The Newberry geothermal area was defined according to the thermal–hydrological–chemical model adopted from Sonnenthal et al. (2012). Four geological zones are highlighted in Fig. 2 with their thermodynamic properties in Table 4, obtained from Sammel et al. (1988), Sonnenthal et al. (2012).
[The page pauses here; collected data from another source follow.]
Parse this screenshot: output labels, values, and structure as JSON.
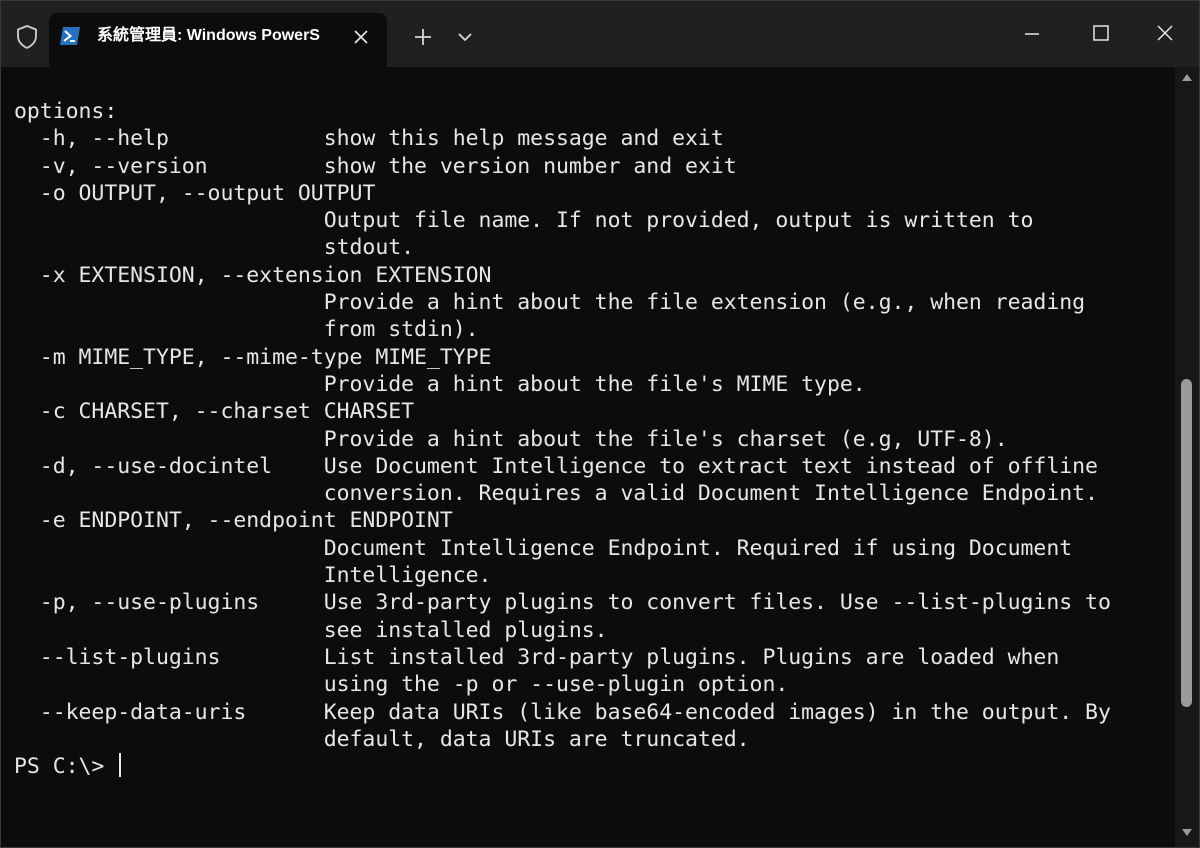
{
  "window": {
    "tab_title": "系統管理員: Windows PowerS",
    "controls": {
      "minimize": "minimize",
      "maximize": "maximize",
      "close": "close"
    },
    "icons": {
      "admin": "shield-icon",
      "tab": "powershell-icon",
      "tab_close": "close-icon",
      "new_tab": "plus-icon",
      "dropdown": "chevron-down-icon"
    }
  },
  "terminal": {
    "lines": [
      "options:",
      "  -h, --help            show this help message and exit",
      "  -v, --version         show the version number and exit",
      "  -o OUTPUT, --output OUTPUT",
      "                        Output file name. If not provided, output is written to",
      "                        stdout.",
      "  -x EXTENSION, --extension EXTENSION",
      "                        Provide a hint about the file extension (e.g., when reading",
      "                        from stdin).",
      "  -m MIME_TYPE, --mime-type MIME_TYPE",
      "                        Provide a hint about the file's MIME type.",
      "  -c CHARSET, --charset CHARSET",
      "                        Provide a hint about the file's charset (e.g, UTF-8).",
      "  -d, --use-docintel    Use Document Intelligence to extract text instead of offline",
      "                        conversion. Requires a valid Document Intelligence Endpoint.",
      "  -e ENDPOINT, --endpoint ENDPOINT",
      "                        Document Intelligence Endpoint. Required if using Document",
      "                        Intelligence.",
      "  -p, --use-plugins     Use 3rd-party plugins to convert files. Use --list-plugins to",
      "                        see installed plugins.",
      "  --list-plugins        List installed 3rd-party plugins. Plugins are loaded when",
      "                        using the -p or --use-plugin option.",
      "  --keep-data-uris      Keep data URIs (like base64-encoded images) in the output. By",
      "                        default, data URIs are truncated."
    ],
    "prompt": "PS C:\\> "
  },
  "colors": {
    "background": "#0c0c0c",
    "titlebar": "#202020",
    "text": "#e6e6e6",
    "powershell_blue": "#2671be"
  }
}
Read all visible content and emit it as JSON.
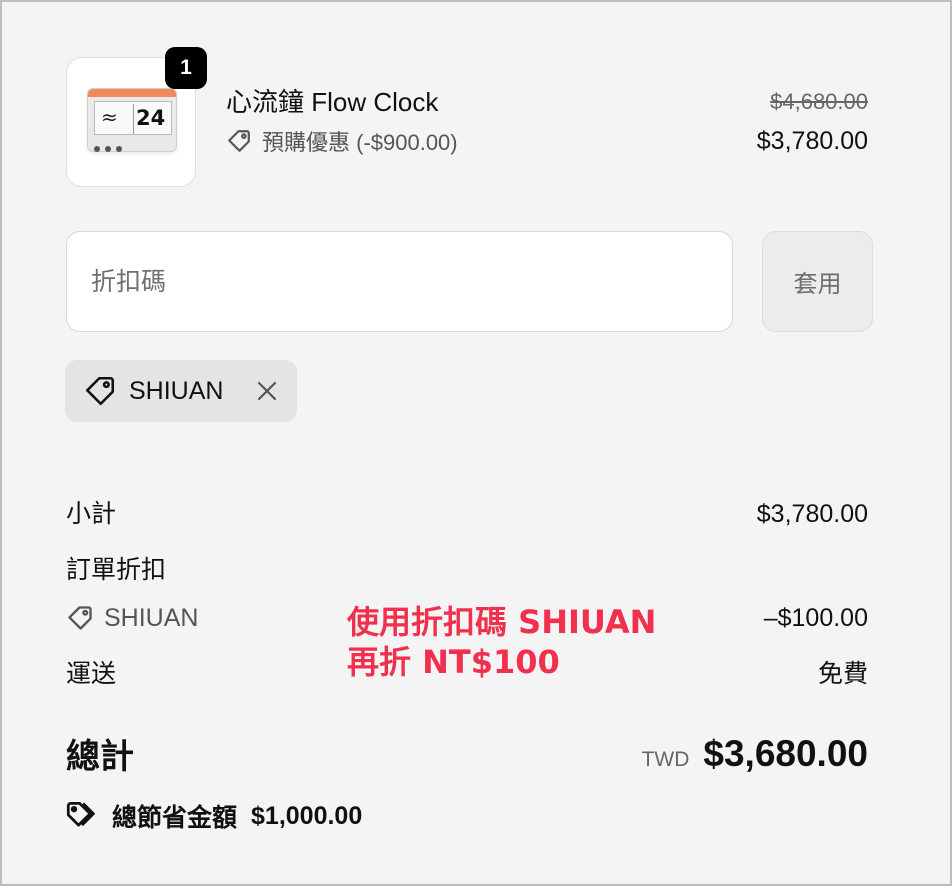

Thermodynamic wellbore properties are also defined in Table 5, incorporated from Morita et al. (1992a), Falcone et al. (2018).

Table 4 Key geological settings in support of Fig. 2 (left)
Table 5 Key borehole properties in support of Fig. 2 (right)

Referring to Fig. 2, water was injected into the outer annulus at a temperature of 12 \(^{\circ }\text {C}\) with an imposed mass flow rate \({\dot{m}}\). The top boundary condition of the reservoir model was set with a surface temperature of 12 \(^{\circ }\text {C}\) and a surface atmospheric pressure of 1 bar (Sonnenthal et al. 2012). As shown in Sonnenthal et al. (2012), it was assumed in the model that the surface pressure and temperature values were constant at elevation + 1600 m, neglecting the pressure and thermal losses in the water table defined between + 1800 and + 1600 m. The default pressure for the boundary condition on the DBHE was set to 3 bar (as shown by \(P_{\text{i}}\)) to prevent effects from local vacuum conditions reaching the lower limit of the code. Only heat flow was considered between the wellbore and reservoir to reflect the closed-loop design, excluding fluid flow.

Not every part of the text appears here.